Eager loading not working when entity in identity_map

Issue #3187 duplicate
Aidan Kane created an issue

I'm seeing slightly surprising behaviour around loading options when an entity is already in the session identity_map. I've attached a self-contained test case so you can more easily see what I mean.

Depending on how you query for an entity (get() vs .filter().one()) you get different loading behaviour if the entity is already in the identity_map.

In the simplest case:

x = session.query(A).get(1)

# the loading options are ignored here
x = session.query(A).options(...loading_options...).get(1)

# while they're honoured here
x = session.query(A).options(...loading_options...).filter(A.id==1).one()

To run my test case:

import loading_behaviour_bug
loading_behaviour_bug.setup()

# subquery loading works
loading_behaviour_bug.test_expected1()

# subquery loading works
loading_behaviour_bug.test_expected2()

# subquery loading doesn't work
loading_behaviour_bug.test_unexpected()

I suspect this might be expected behaviour but I couldn't find anything about it in the docs.

Whenever you call get() it's coming from the identity_map, and it may have different children than those in the db (because another bit of code has made a change / dirtied the object) - though I would have thought that would be ok because it's in the same transaction.
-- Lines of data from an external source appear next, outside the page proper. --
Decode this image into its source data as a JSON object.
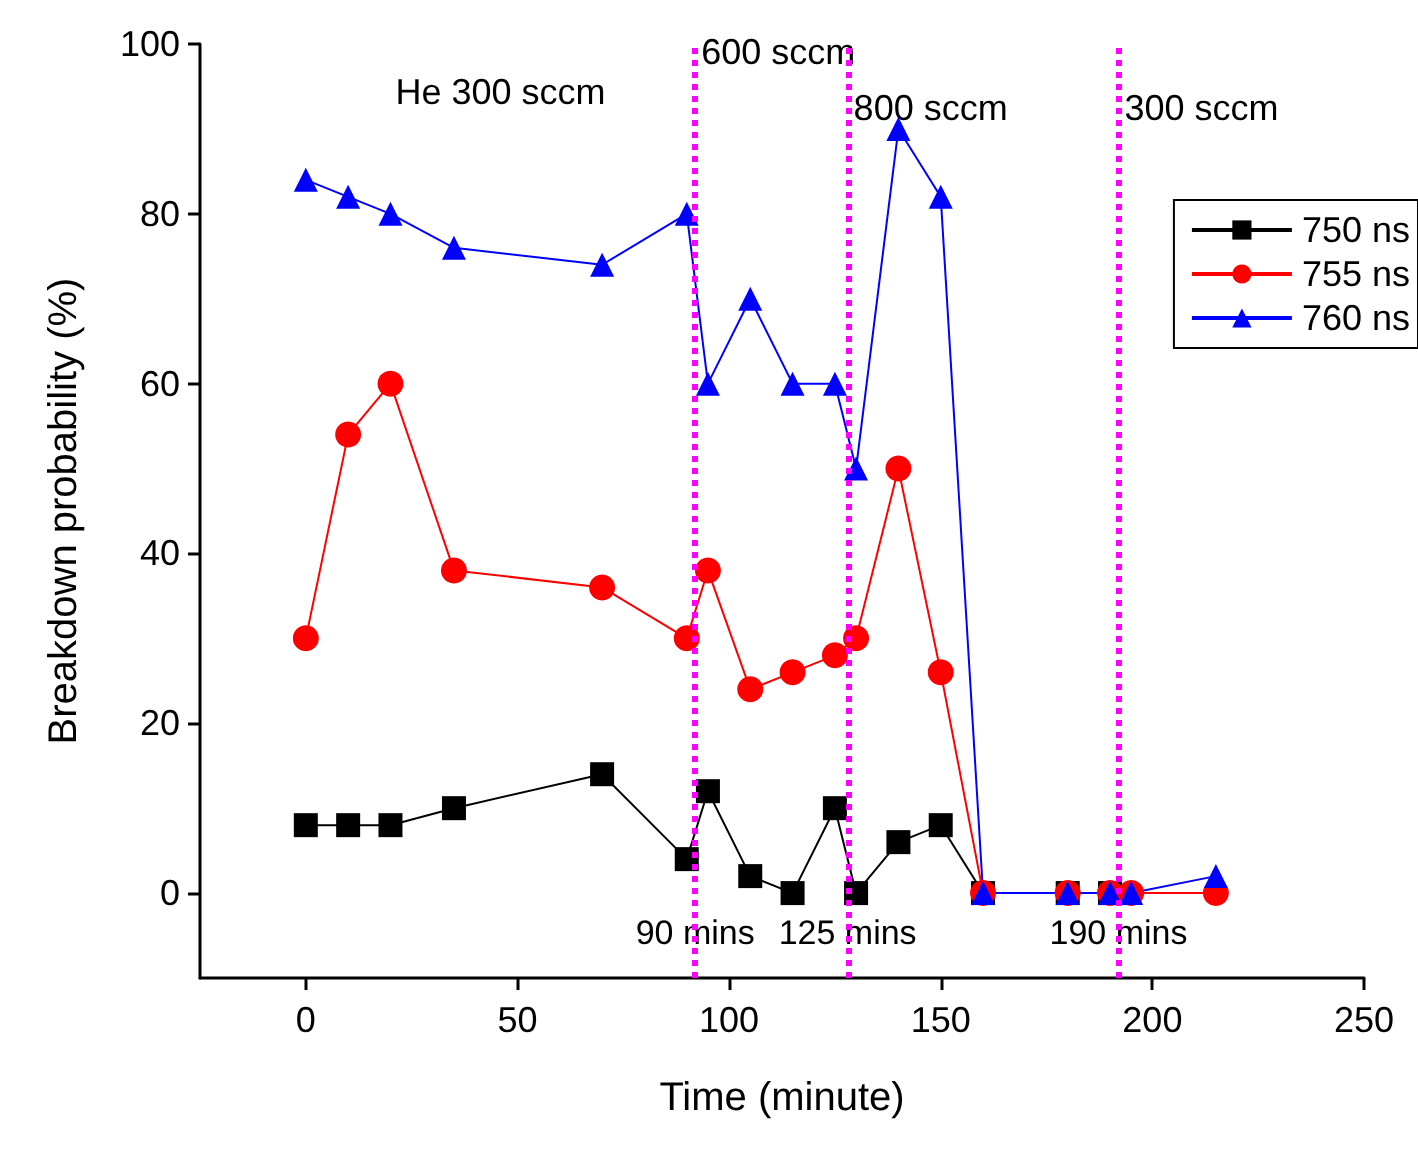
{
  "chart_data": {
    "type": "line",
    "xlabel": "Time (minute)",
    "ylabel": "Breakdown probability (%)",
    "x": [
      0,
      10,
      20,
      35,
      70,
      90,
      95,
      105,
      115,
      125,
      130,
      140,
      150,
      160,
      180,
      190,
      195,
      215
    ],
    "series": [
      {
        "name": "750 ns",
        "color": "#000000",
        "marker": "square",
        "values": [
          8,
          8,
          8,
          10,
          14,
          4,
          12,
          2,
          0,
          10,
          0,
          6,
          8,
          0,
          0,
          0,
          null,
          null
        ]
      },
      {
        "name": "755 ns",
        "color": "#ff0000",
        "marker": "circle",
        "values": [
          30,
          54,
          60,
          38,
          36,
          30,
          38,
          24,
          26,
          28,
          30,
          50,
          26,
          0,
          0,
          0,
          0,
          0
        ]
      },
      {
        "name": "760 ns",
        "color": "#0000ff",
        "marker": "triangle",
        "values": [
          84,
          82,
          80,
          76,
          74,
          80,
          60,
          70,
          60,
          60,
          50,
          90,
          82,
          0,
          0,
          0,
          0,
          2
        ]
      }
    ],
    "xlim": [
      -25,
      250
    ],
    "xticks": [
      0,
      50,
      100,
      150,
      200,
      250
    ],
    "ylim": [
      -10,
      100
    ],
    "yticks": [
      0,
      20,
      40,
      60,
      80,
      100
    ],
    "ref_lines": [
      {
        "axis": "x",
        "value": 92,
        "label": "90 mins",
        "color": "#ff00ff",
        "line_style": "dotted"
      },
      {
        "axis": "x",
        "value": 128,
        "label": "125 mins",
        "color": "#ff00ff",
        "line_style": "dotted"
      },
      {
        "axis": "x",
        "value": 192,
        "label": "190 mins",
        "color": "#ff00ff",
        "line_style": "dotted"
      }
    ],
    "annotations": [
      "He 300 sccm",
      "600 sccm",
      "800 sccm",
      "300 sccm"
    ],
    "line_style": "solid",
    "grid": false,
    "legend": "top right"
  }
}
My issue is that depending on what code has run up to this point I can't use .get() because I can't trust the eager loading to run (my current workaround is to use the filter().one() pattern in critical bits of code). It might that I just need a little more management around the scope of the unit-or-work but you can see how easy it would be to get this wrong (especially in a web application where the recommendation is to tie the unit-of-work to the entire request).

Then again, I may have just completely missed something because it seems implausible to me that I could find anything resembling a bug in SQLA :)

Comments (4)

  1. Mike Bayer repo owner

    There's two things here. One is a misreading of the documentation, the other is a dupe. The misreading is that get() does not emit SQL when the object is already present:

    http://docs.sqlalchemy.org/en/rel_0_9/orm/query.html?highlight=get#sqlalchemy.orm.query.Query.get

    get() is special in that it provides direct access to the identity map of the owning Session. If the given primary key identifier is present in the local identity map, the object is returned directly from this collection and no SQL is emitted, unless the object has been marked fully expired.

    So let's try to fix that test so that SQL is emitted:

    def test_unexpected():
        session.rollback()
        # put 'a' into the identity_map without before any eager loading
        a = session.query(A).get(1)
    
        session.expire(a)
        print "------------"
        # eager loading now ignored so traversing the relationships is inefficient
        a = base_q.get(1)
    

    now we get just the first SELECT, but not the eager loaders. that's a bug! and it is this one: #1763. There is no fix on the horizon for this issue as it isn't high priority. if you want to ensure the eager loaders run, use "filter_by(id = 1).first()".

  2. Aidan Kane reporter

    Thanks for the information. That all confirms what I suspected. Sorry I didn't find the previous issue in the tracker (I did have a hunt for it).

    Good to know that the filter.first/one pattern is the right one to use. I'll carry on with that approach.